On the backs of his eyelids, he sees a flash of fox-red hair and the gold of a wilted sunflower.



He hadn’t expected to encounter another living soul besides himself and Alina in these mountains, but nonetheless, there’s a figure of a man cutting through the icy monotony outside of their meager shelter. Alina is asleep inside, bundled up warm by the fire. If the stranger is hostile, Vyke will try to deal with them quickly and quietly to avoid waking her.

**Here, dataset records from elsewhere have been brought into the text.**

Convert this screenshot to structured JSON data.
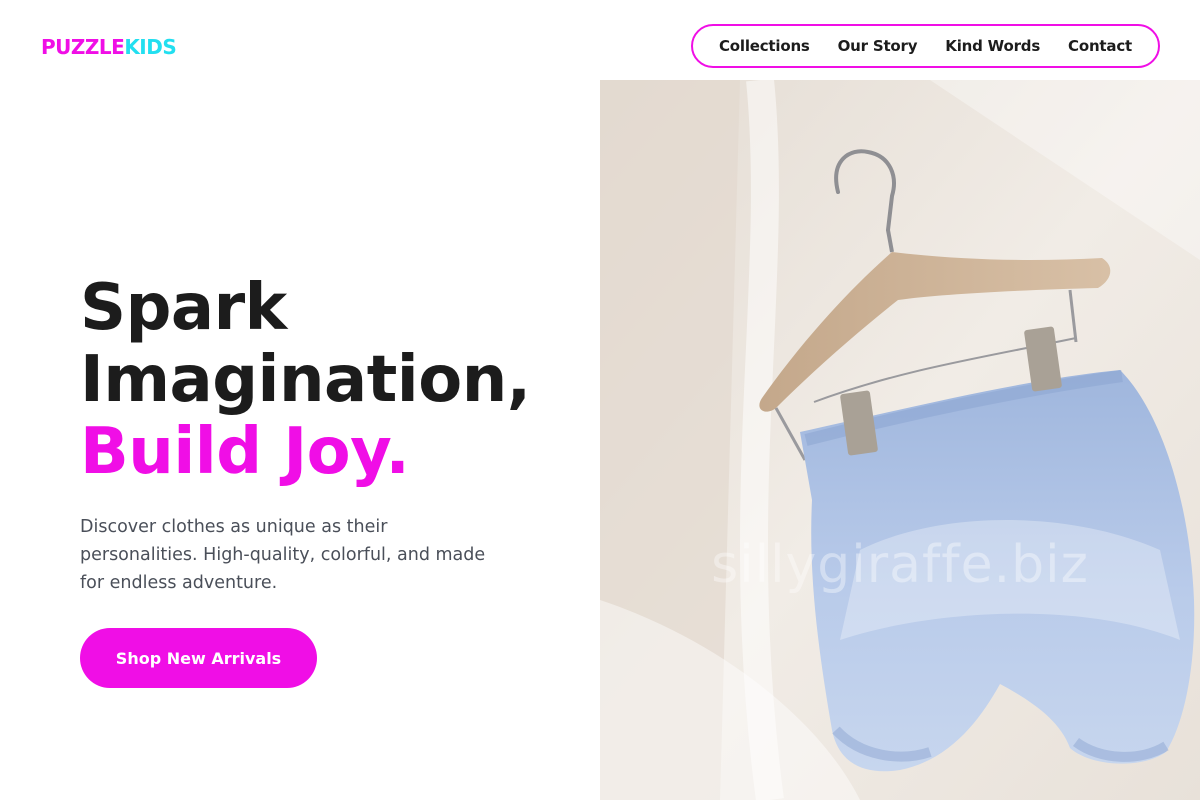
{
  "brand": {
    "part1": "PUZZLE",
    "part2": "KIDS",
    "color1": "#f00ee6",
    "color2": "#22dff0"
  },
  "nav": {
    "items": [
      "Collections",
      "Our Story",
      "Kind Words",
      "Contact"
    ],
    "border_color": "#f00ee6"
  },
  "hero": {
    "line1": "Spark",
    "line2": "Imagination,",
    "line3": "Build Joy.",
    "description": "Discover clothes as unique as their personalities. High-quality, colorful, and made for endless adventure.",
    "cta_label": "Shop New Arrivals",
    "accent_color": "#f00ee6"
  },
  "image": {
    "subject": "light blue baby bloomer shorts on wooden hanger",
    "watermark": "sillygiraffe.biz"
  }
}
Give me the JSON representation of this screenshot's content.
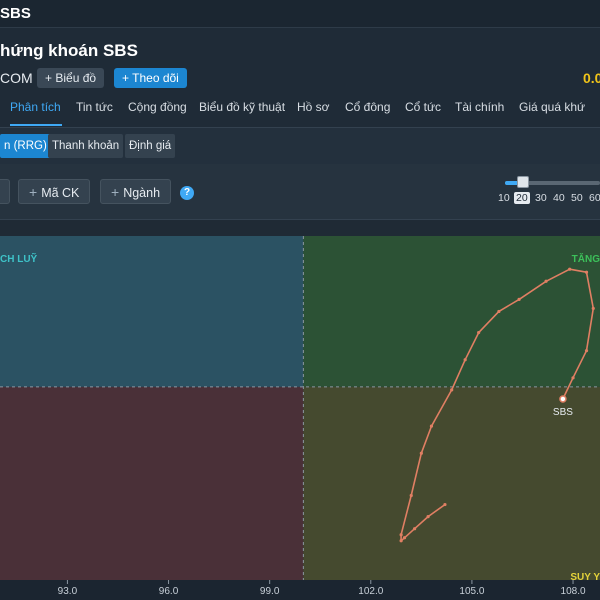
{
  "topbar": {
    "symbol": "SBS"
  },
  "header": {
    "title": "hứng khoán SBS",
    "exchange": "COM",
    "chart_button": "Biểu đồ",
    "follow_button": "Theo dõi",
    "price": "0.0",
    "price_color": "#f0c419"
  },
  "tabs": [
    {
      "label": "Phân tích",
      "active": true
    },
    {
      "label": "Tin tức"
    },
    {
      "label": "Cộng đồng"
    },
    {
      "label": "Biểu đồ kỹ thuật"
    },
    {
      "label": "Hồ sơ"
    },
    {
      "label": "Cổ đông"
    },
    {
      "label": "Cổ tức"
    },
    {
      "label": "Tài chính"
    },
    {
      "label": "Giá quá khứ"
    }
  ],
  "subtabs": [
    {
      "label": "n (RRG)",
      "active": true
    },
    {
      "label": "Thanh khoản"
    },
    {
      "label": "Định giá"
    }
  ],
  "toolbar": {
    "add_symbol": "Mã CK",
    "add_industry": "Ngành",
    "help": "?"
  },
  "periods": {
    "options": [
      "10",
      "20",
      "30",
      "40",
      "50",
      "60"
    ],
    "selected": "20",
    "slider_fraction": 0.1
  },
  "chart_data": {
    "type": "scatter",
    "quadrants": {
      "top_left": {
        "label": "CH LUỸ",
        "color": "#2b5263",
        "text_color": "#3ec2c8"
      },
      "top_right": {
        "label": "TĂNG",
        "color": "#2c5235",
        "text_color": "#3cc05a"
      },
      "bottom_left": {
        "label": "",
        "color": "#4a3038",
        "text_color": "#e0506a"
      },
      "bottom_right": {
        "label": "SUY Y",
        "color": "#454a2f",
        "text_color": "#e4d33a"
      }
    },
    "center": {
      "x": 100.0,
      "y": 100.0
    },
    "xlim": [
      91.0,
      108.8
    ],
    "x_ticks": [
      "93.0",
      "96.0",
      "99.0",
      "102.0",
      "105.0",
      "108.0"
    ],
    "x_tick_values": [
      93.0,
      96.0,
      99.0,
      102.0,
      105.0,
      108.0
    ],
    "ylim": [
      93.6,
      105.0
    ],
    "series": [
      {
        "label": "SBS",
        "color": "#e07f63",
        "x": [
          104.2,
          103.7,
          103.3,
          103.0,
          102.9,
          102.9,
          103.2,
          103.5,
          103.8,
          104.4,
          104.8,
          105.2,
          105.8,
          106.4,
          107.2,
          107.9,
          108.4,
          108.6,
          108.4,
          108.0,
          107.7
        ],
        "y": [
          96.1,
          95.7,
          95.3,
          95.0,
          94.9,
          95.1,
          96.4,
          97.8,
          98.7,
          99.9,
          100.9,
          101.8,
          102.5,
          102.9,
          103.5,
          103.9,
          103.8,
          102.6,
          101.2,
          100.3,
          99.6
        ]
      }
    ]
  }
}
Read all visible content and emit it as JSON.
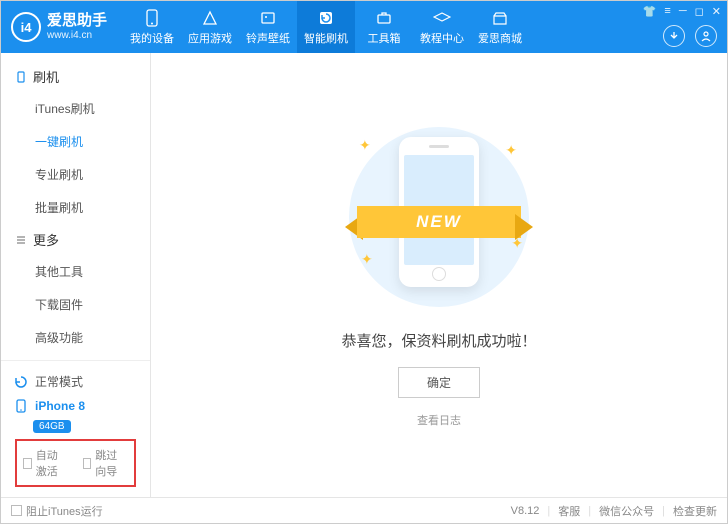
{
  "app": {
    "name": "爱思助手",
    "url": "www.i4.cn"
  },
  "nav": [
    {
      "id": "device",
      "label": "我的设备"
    },
    {
      "id": "apps",
      "label": "应用游戏"
    },
    {
      "id": "ringtone",
      "label": "铃声壁纸"
    },
    {
      "id": "flash",
      "label": "智能刷机",
      "active": true
    },
    {
      "id": "toolbox",
      "label": "工具箱"
    },
    {
      "id": "tutorial",
      "label": "教程中心"
    },
    {
      "id": "store",
      "label": "爱思商城"
    }
  ],
  "sidebar": {
    "group1": {
      "title": "刷机",
      "items": [
        {
          "id": "itunes",
          "label": "iTunes刷机"
        },
        {
          "id": "onekey",
          "label": "一键刷机",
          "active": true
        },
        {
          "id": "pro",
          "label": "专业刷机"
        },
        {
          "id": "batch",
          "label": "批量刷机"
        }
      ]
    },
    "group2": {
      "title": "更多",
      "items": [
        {
          "id": "other",
          "label": "其他工具"
        },
        {
          "id": "firmware",
          "label": "下载固件"
        },
        {
          "id": "advanced",
          "label": "高级功能"
        }
      ]
    },
    "mode": "正常模式",
    "device": "iPhone 8",
    "storage": "64GB",
    "auto_activate": "自动激活",
    "skip_guide": "跳过向导"
  },
  "main": {
    "ribbon": "NEW",
    "message": "恭喜您，保资料刷机成功啦！",
    "ok": "确定",
    "log": "查看日志"
  },
  "footer": {
    "block_itunes": "阻止iTunes运行",
    "version": "V8.12",
    "support": "客服",
    "wechat": "微信公众号",
    "update": "检查更新"
  }
}
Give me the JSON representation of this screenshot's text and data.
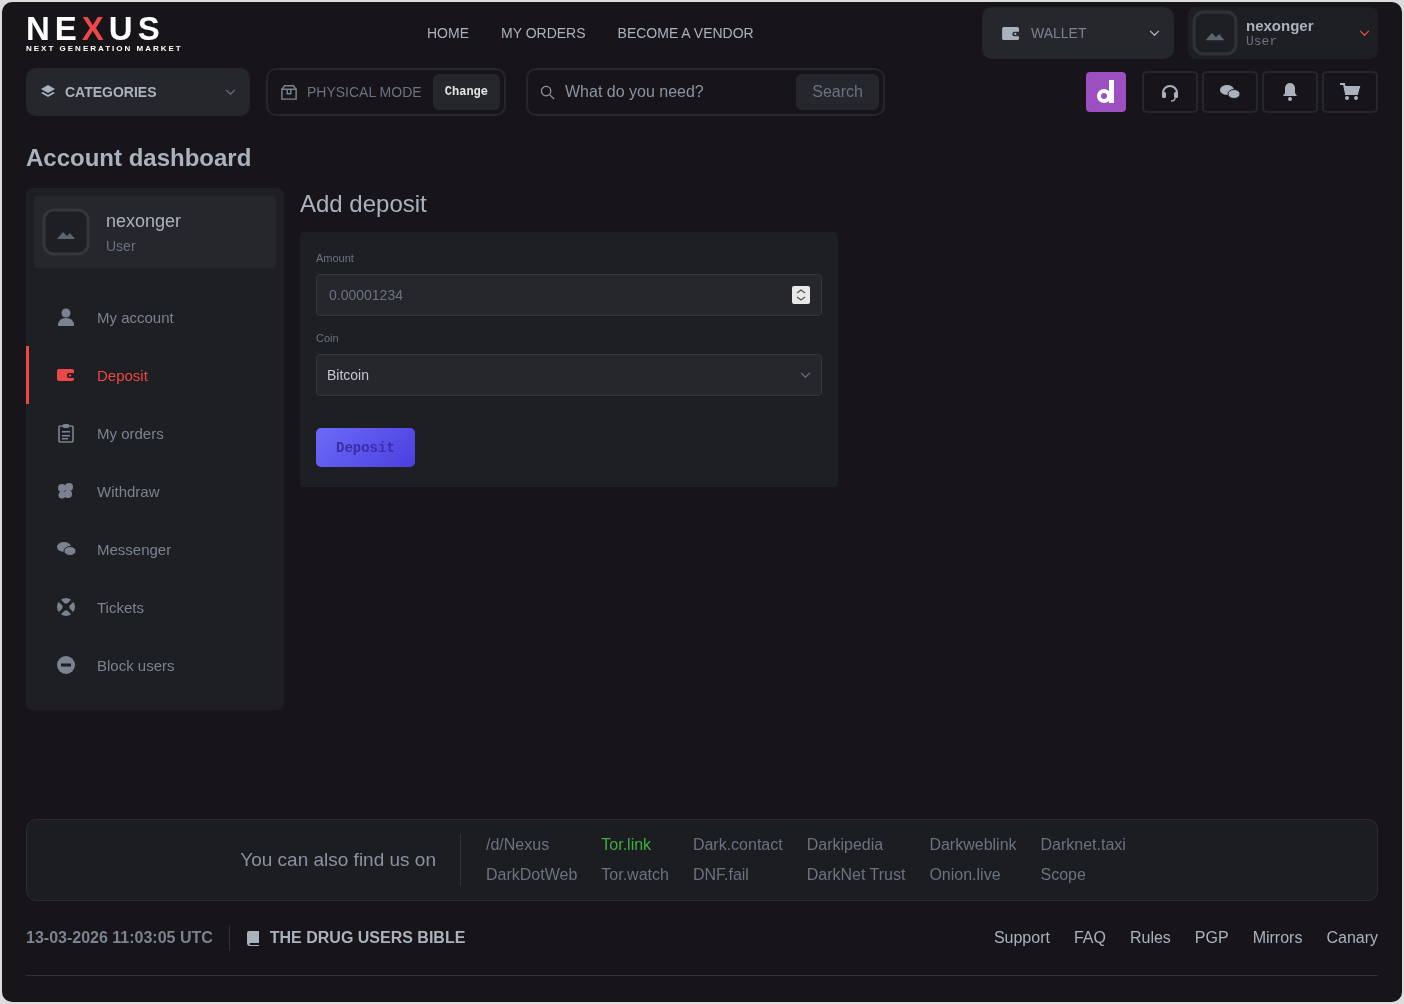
{
  "logo": {
    "before": "NE",
    "accent": "X",
    "after": "US",
    "tagline": "NEXT GENERATION MARKET"
  },
  "nav": [
    "HOME",
    "MY ORDERS",
    "BECOME A VENDOR"
  ],
  "wallet": {
    "label": "WALLET"
  },
  "user": {
    "name": "nexonger",
    "role": "User"
  },
  "categories": {
    "label": "CATEGORIES"
  },
  "mode": {
    "label": "PHYSICAL MODE",
    "button": "Change"
  },
  "search": {
    "placeholder": "What do you need?",
    "button": "Search"
  },
  "page_title": "Account dashboard",
  "sidebar": {
    "user": {
      "name": "nexonger",
      "role": "User"
    },
    "items": [
      {
        "label": "My account",
        "selected": false
      },
      {
        "label": "Deposit",
        "selected": true
      },
      {
        "label": "My orders",
        "selected": false
      },
      {
        "label": "Withdraw",
        "selected": false
      },
      {
        "label": "Messenger",
        "selected": false
      },
      {
        "label": "Tickets",
        "selected": false
      },
      {
        "label": "Block users",
        "selected": false
      }
    ]
  },
  "deposit": {
    "title": "Add deposit",
    "amount_label": "Amount",
    "amount_placeholder": "0.00001234",
    "coin_label": "Coin",
    "coin_value": "Bitcoin",
    "button": "Deposit"
  },
  "mirrors": {
    "heading": "You can also find us on",
    "links": [
      {
        "label": "/d/Nexus",
        "color": "#6b7280"
      },
      {
        "label": "Tor.link",
        "color": "#3fae3f"
      },
      {
        "label": "Dark.contact",
        "color": "#6b7280"
      },
      {
        "label": "Darkipedia",
        "color": "#6b7280"
      },
      {
        "label": "Darkweblink",
        "color": "#6b7280"
      },
      {
        "label": "Darknet.taxi",
        "color": "#6b7280"
      },
      {
        "label": "DarkDotWeb",
        "color": "#6b7280"
      },
      {
        "label": "Tor.watch",
        "color": "#6b7280"
      },
      {
        "label": "DNF.fail",
        "color": "#6b7280"
      },
      {
        "label": "DarkNet Trust",
        "color": "#6b7280"
      },
      {
        "label": "Onion.live",
        "color": "#6b7280"
      },
      {
        "label": "Scope",
        "color": "#6b7280"
      }
    ]
  },
  "footer": {
    "datetime": "13-03-2026 11:03:05 UTC",
    "bible": "THE DRUG USERS BIBLE",
    "links": [
      "Support",
      "FAQ",
      "Rules",
      "PGP",
      "Mirrors",
      "Canary"
    ]
  }
}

As the stranger drifts closer, Vyke can see that they wear an appalling mask. Staring back at him through the twilight is the visage of a man with his eyes put out, rendered in wood or stone, with a mysterious wry smirk on its lifeless lips. Vyke tightens his grip on his spear, shifting the butt of the haft loose from the snow. “Hail, stranger,” he greets them, firm but quiet so Alina won’t hear. “These lands were closed off years ago. How have you come to find yourself here?”

The stranger does not reply for a long moment. Then; “So you are the Tarnished who would become Lord,” they say appraisingly, sounding as if they’re giving him a once-over in spite of the apparent lack of eye holes in their mask. Vyke is unnerved by their strangely un-muffled voice.

“How can you tell?” He demands, wary of their intentions. “Who are you? Set your mask aside, let me see your face.” His fingers twitch around the haft of his spear, as if his arm is preparing to lift it and brandish it at the stranger, but he feels like his limbs are made of lead, heavy and cumbersome. When was the last time he’d been so rooted in place by fear?

Those two hollow spaces stare back at him, then, impossibly, the carved lips pull into a wider smile. “I wear no mask,” the stranger says calmly.

Vyke feels his stomach drop, then lurch with sudden nausea. “No mask?” he scoffs in disbelief, but it comes out as a shaky gasp.

The mask - not a mask - frowns. “Oh, my. I fear I’ve frightened you unduly. Fret not, I come to you in peace.” They raise their hands placatingly, “I am only trying to warn you, before you do something you will regret.”

Their voice is so genuine, past that ghastly visage, that Vyke can’t help but feel he had judged them unfairly. “I apologize,” he stammers, “But I think it only fair that I be wary of a stranger in a forbidden land. So, you know I’m set for Lordship, do you?” He squares his shoulders and lifts his chin, trying to dispel some of the childish fear that still clings to his heart. “I ask again, who are you? And what could you possibly have to warn me about?”

The stranger smiles. “I am Shabriri. And you are about to make a grave mistake.”